July 2019 was the hottest month ever recorded on Earth
- A new report from the European Union’s Copernicus Climate Change Programme describes how 2019 has already logged several record-hot months.
- Alarmingly, these temperature increases are occurring even though the planet is transitioning into a more neutral El Niño phase.
- This year brought several severe heat waves to Europe, India, and Pakistan, among other areas.
July 2019 was the hottest month ever recorded on Earth, with temperatures narrowly exceeding the previous record of July 2016, according to meteorologists with the European Union’s Copernicus Climate Change Programme. Alarmingly, 2019 has already logged several record-hot months – April, May, June – and is expected to be the second-hottest year ever, behind 2016.
“With continued greenhouse gas emissions and the resulting impact on global temperatures, records will continue to be broken in the future,” said Jean-Noël Thépaut, head of the Copernicus program.
What’s more, 2019 is bringing these scorching temperatures even though the planet is transitioning into a more neutral El Niño phase – a natural climate cycle in the Pacific Ocean that raises temperatures and precipitation levels. People across the globe have suffered from this year’s heat, especially during the record-setting heat waves that broiled Europe, India, and Pakistan this summer.

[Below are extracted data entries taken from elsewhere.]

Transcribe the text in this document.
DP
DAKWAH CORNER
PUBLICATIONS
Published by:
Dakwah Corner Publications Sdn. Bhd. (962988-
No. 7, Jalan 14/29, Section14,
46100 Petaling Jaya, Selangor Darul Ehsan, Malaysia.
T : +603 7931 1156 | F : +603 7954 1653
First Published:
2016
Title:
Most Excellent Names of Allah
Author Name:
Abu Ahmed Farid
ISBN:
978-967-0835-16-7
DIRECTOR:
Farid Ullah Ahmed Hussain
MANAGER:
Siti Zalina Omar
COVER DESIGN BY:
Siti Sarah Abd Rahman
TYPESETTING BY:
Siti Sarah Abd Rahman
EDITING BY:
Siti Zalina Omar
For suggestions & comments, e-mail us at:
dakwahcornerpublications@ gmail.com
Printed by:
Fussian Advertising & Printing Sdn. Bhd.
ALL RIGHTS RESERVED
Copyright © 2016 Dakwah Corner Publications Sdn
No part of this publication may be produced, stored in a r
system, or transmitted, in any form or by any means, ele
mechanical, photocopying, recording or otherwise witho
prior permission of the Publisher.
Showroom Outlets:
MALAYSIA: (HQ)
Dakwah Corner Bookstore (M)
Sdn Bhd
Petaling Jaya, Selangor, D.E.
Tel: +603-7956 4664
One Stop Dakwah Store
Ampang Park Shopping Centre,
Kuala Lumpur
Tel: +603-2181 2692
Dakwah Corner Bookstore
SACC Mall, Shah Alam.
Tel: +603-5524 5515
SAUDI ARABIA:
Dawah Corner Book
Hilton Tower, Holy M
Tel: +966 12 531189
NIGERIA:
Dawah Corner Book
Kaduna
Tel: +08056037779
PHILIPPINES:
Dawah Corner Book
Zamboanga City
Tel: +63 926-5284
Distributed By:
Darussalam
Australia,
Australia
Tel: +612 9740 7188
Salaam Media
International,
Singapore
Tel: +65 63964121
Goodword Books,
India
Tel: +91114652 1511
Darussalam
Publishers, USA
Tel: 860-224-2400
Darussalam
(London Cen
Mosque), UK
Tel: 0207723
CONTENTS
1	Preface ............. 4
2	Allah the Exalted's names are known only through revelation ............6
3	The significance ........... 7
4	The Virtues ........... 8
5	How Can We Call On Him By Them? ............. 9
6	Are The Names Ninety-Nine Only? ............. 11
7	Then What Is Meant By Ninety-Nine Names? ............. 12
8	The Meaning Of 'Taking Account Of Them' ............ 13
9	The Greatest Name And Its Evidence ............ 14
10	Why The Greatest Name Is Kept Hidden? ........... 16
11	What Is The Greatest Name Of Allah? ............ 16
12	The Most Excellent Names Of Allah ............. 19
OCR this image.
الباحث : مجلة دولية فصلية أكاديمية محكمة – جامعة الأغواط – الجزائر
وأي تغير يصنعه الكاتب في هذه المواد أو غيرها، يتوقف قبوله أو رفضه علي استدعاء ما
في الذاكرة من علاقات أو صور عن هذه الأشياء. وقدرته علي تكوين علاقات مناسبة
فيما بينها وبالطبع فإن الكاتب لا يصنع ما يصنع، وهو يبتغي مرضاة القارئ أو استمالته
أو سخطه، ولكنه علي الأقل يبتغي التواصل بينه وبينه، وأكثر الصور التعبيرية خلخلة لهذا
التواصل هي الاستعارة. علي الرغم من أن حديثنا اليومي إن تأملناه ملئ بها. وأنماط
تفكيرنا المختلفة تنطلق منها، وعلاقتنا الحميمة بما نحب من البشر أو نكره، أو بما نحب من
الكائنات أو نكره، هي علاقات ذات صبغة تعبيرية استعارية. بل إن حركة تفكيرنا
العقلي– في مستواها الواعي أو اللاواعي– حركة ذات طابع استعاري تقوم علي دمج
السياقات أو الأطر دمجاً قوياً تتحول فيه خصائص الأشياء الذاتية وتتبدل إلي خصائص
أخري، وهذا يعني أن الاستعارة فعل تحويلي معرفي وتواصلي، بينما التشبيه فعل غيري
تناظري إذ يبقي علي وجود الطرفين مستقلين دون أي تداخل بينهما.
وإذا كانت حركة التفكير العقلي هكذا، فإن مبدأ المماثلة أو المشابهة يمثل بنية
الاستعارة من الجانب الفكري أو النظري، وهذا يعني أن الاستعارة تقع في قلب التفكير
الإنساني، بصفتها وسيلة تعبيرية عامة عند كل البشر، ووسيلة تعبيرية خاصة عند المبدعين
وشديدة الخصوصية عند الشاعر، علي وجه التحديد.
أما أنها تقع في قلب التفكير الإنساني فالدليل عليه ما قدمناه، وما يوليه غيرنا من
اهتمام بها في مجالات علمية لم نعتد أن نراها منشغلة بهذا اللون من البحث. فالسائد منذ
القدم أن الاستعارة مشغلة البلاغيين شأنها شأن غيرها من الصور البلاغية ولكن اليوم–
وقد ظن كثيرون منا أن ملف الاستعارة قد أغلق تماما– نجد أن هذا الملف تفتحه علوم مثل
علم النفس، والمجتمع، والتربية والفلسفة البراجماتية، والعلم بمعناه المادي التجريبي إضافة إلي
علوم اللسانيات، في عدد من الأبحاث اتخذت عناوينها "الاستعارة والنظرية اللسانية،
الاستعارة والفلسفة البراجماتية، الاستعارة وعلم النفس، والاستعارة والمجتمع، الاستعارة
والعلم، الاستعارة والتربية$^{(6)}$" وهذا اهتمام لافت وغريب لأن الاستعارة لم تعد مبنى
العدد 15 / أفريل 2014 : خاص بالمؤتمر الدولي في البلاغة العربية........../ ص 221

In 2016, Earth’s hottest year on record, global temperatures were about 1.2 degrees Celsius above pre-industrial levels. If global temperatures rise to 1.5 degrees Celsius above pre-industrial levels, the planet will likely see more extreme and destructive weather events and food shortages that would affect millions of people, according to the Intergovernmental Panel on Climate Change.
Copernicus Climate Change Programme
The Paris Agreement set an international goal of “holding the increase in the global average temperature to well below 2°C above pre-industrial levels and pursuing efforts to limit the temperature increase to 1.5°C.” The difference between a temperature increase of 1.5 degrees Celsius and 2 degrees Celsius above pre-industrial levels would be significant: longer heatwaves, increased precipitation, problems with food production, and sea level rise. It would also hit certain parts of the planet much harder than others, particularly coastal cities.
Petteri Taalas, secretary-general of the World Meteorological Organization, said this July has “rewritten climate history, with dozens of new temperature records at the local, national and global level.”
“This is not science fiction,” Taalas said. “It is the reality of climate change. It is happening now, and it will worsen in the future without urgent climate action. Time is running out to rein in dangerous temperature increases with multiple impacts on our planet.”